A CPMI, instalada no Congresso Nacional, apura possíveis desvios bilionários no sistema previdenciário, com foco em descontos indevidos em benefícios e concessões irregulares, além de práticas que teriam lesado aposentados e pensionistas. Além de Lulinha, foram aprovados pedidos de quebras de sigilo relacionados a outras pessoas físicas e jurídicas envolvidas na investigação.

Após a aprovação dos requerimentos, os parlamentares deverão ouvir depoimentos de figuras consideradas estratégicas para esclarecer a extensão das alegadas irregularidades. Entre os convocados estão o empresário Paulo Camisotti, o deputado estadual Edson Araújo (MA) e o advogado Cecílio Galvão — todos citados em apurações relacionadas às fraudes no INSS.

Repercussão política e institucional

A inclusão do nome de Lulinha entre as quebras de sigilo elevou o debate político em torno da CPMI, aproximando as discussões do núcleo familiar do presidente e tornando o inquérito um dos pontos mais sensíveis na relação entre Legislativo e Executivo.
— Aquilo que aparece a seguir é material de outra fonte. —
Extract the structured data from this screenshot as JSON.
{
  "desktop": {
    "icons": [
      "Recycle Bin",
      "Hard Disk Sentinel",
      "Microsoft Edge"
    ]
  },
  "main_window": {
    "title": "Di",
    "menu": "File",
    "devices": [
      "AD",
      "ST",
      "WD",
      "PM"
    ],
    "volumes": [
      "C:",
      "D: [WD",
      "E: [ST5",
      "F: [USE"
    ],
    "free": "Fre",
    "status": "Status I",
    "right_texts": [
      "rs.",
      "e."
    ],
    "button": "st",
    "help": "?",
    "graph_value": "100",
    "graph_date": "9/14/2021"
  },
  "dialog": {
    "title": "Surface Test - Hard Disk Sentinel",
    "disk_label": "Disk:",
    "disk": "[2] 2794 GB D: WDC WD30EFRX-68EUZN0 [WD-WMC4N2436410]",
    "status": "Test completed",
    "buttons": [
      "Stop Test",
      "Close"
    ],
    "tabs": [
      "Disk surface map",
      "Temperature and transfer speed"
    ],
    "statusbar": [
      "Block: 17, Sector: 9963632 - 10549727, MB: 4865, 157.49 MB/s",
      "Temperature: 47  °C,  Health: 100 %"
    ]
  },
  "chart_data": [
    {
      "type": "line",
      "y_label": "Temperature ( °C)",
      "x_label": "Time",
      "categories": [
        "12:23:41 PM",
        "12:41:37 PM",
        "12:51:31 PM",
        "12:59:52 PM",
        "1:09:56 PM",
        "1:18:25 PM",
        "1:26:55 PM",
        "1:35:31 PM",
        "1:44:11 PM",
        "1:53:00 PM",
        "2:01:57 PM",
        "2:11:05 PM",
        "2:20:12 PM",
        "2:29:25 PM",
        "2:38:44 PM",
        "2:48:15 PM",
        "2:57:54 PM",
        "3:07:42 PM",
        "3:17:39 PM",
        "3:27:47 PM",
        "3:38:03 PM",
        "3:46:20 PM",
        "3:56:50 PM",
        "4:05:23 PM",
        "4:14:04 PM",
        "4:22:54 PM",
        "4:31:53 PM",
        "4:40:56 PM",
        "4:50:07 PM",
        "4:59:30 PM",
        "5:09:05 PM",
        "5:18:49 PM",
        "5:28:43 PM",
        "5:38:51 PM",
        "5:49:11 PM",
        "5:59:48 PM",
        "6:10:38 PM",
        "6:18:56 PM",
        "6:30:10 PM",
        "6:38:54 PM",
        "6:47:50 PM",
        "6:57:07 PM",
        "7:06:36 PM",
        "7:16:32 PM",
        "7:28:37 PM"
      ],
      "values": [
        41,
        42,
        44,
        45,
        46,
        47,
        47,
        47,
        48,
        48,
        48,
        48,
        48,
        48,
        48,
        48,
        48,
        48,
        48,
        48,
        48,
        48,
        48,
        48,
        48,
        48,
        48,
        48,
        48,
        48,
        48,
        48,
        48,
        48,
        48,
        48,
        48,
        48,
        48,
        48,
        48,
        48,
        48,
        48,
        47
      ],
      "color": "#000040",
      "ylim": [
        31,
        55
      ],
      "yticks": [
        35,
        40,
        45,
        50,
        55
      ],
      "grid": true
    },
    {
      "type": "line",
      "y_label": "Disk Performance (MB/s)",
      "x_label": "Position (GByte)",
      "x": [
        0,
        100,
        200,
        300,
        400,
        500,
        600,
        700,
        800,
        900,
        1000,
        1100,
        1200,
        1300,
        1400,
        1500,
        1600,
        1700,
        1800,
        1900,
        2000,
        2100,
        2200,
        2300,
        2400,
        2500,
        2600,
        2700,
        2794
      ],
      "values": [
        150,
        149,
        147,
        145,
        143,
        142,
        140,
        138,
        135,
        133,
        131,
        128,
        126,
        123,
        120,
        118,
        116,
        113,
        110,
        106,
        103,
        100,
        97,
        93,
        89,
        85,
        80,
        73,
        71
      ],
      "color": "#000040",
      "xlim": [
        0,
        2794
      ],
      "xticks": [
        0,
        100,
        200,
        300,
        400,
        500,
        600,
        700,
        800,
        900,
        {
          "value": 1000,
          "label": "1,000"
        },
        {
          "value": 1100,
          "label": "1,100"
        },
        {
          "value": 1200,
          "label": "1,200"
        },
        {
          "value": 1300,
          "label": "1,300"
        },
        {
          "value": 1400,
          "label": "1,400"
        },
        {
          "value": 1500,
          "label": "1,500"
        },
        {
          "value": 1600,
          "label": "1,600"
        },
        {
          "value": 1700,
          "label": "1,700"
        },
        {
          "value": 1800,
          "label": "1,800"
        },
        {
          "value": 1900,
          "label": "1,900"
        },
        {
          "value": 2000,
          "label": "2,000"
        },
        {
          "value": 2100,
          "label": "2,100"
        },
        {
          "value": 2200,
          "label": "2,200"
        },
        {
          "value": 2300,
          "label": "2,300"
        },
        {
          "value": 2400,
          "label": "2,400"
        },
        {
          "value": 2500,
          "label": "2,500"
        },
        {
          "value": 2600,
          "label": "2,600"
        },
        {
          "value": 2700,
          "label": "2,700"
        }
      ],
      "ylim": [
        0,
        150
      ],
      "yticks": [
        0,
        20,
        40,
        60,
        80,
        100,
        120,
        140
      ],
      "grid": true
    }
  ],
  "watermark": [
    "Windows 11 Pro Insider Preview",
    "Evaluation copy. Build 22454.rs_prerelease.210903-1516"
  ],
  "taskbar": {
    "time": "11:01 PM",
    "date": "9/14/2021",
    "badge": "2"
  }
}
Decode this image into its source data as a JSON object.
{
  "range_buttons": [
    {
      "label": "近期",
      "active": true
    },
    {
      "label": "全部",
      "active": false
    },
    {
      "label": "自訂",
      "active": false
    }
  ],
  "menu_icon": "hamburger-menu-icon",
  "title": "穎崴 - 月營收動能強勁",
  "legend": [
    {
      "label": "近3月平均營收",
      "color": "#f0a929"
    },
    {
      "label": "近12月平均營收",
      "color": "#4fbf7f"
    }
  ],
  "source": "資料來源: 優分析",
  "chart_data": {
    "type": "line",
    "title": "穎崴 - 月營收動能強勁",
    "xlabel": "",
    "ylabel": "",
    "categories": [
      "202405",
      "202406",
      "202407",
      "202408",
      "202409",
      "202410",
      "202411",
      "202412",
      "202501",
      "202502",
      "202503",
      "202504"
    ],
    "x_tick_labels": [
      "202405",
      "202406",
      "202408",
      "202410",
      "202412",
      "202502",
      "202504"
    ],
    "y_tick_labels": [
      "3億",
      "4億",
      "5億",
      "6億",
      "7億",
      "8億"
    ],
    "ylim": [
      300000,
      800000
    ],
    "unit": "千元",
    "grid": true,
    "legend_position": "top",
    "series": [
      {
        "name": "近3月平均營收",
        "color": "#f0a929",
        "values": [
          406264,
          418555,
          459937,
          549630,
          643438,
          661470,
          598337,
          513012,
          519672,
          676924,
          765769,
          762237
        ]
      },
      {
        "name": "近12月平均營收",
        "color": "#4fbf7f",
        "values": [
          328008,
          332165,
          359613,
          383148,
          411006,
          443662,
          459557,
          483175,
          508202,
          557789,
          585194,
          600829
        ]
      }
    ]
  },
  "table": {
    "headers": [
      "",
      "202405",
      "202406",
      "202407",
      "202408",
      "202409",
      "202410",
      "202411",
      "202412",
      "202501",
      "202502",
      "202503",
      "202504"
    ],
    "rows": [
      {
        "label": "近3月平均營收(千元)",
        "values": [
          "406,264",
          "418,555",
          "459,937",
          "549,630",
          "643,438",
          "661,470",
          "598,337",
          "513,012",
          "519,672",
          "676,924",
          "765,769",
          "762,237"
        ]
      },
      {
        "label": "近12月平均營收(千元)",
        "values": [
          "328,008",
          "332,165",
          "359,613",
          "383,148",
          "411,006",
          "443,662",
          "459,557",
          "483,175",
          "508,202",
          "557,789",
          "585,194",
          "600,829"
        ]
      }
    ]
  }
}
Parlamentares e dirigentes da comissão destacam a necessidade de aprofundar as investigações para identificar a origem e o destino dos recursos objeto de suspeita.

“O plenário da CPMI aprovou a quebra dos sigilos bancário e fiscal de Lulinha em caráter de continuidade às apurações que estamos conduzindo”, afirmou um dos membros da comissão nas discussões internas.

Embora a comissão tenha maioria governista em algumas votações, a decisão de aprovar a medida contra o filho do presidente evidencia a complexidade política do caso e o esforço dos parlamentares em aprofundar o inquérito.

Sessão é marcada por bate-boca e troca de acusações

A reunião da CPMI do INSS que aprovou a quebra de sigilo bancário de Fábio Luís Lula da Silva foi marcada por tumulto e embates verbais entre parlamentares da base governista e da oposição.

Logo após a leitura do requerimento, deputados e senadores passaram a discutir em tom elevado. Integrantes da base classificaram a medida como “perseguição política” e tentativa de desgaste ao governo federal, enquanto oposicionistas afirmaram que a apuração precisa alcançar “todos os possíveis envolvidos”, independentemente de vínculos familiares.

O clima ficou ainda mais tenso durante a votação, com interrupções constantes, pedidos de questão de ordem e troca de acusações sobre supostas manobras regimentais. Em determinado momento, a presidência da comissão precisou intervir para restabelecer a ordem e garantir a continuidade dos trabalhos.

Mesmo com o ambiente conturbado, o requerimento foi aprovado por maioria. A sessão, no entanto, terminou sob forte polarização, evidenciando que os desdobramentos da investigação devem manter o embate político acirrado nas próximas reuniões.

Próximos passos

Com os sigilos quebrados, a CPMI poderá solicitar dados detalhados das movimentações financeiras de Lulinha — incluindo extratos bancários, declarações fiscais e outros registros pertinentes — para tentar estabelecer se houve envolvimento em transações associadas às irregularidades investigadas no INSS. O andamento das análises e os depoimentos agendados nas próximas fases devem ampliar a compreensão do esquema e identificar possíveis ramificações em diferentes esferas do poder e da economia.

A tendência é que as informações extraídas desses pedidos de quebra de sigilo e das oitivas contribuam para o relatório final da comissão, que deverá embasar eventuais encaminhamentos judiciais ou políticos a serem tomados ao término dos trabalhos.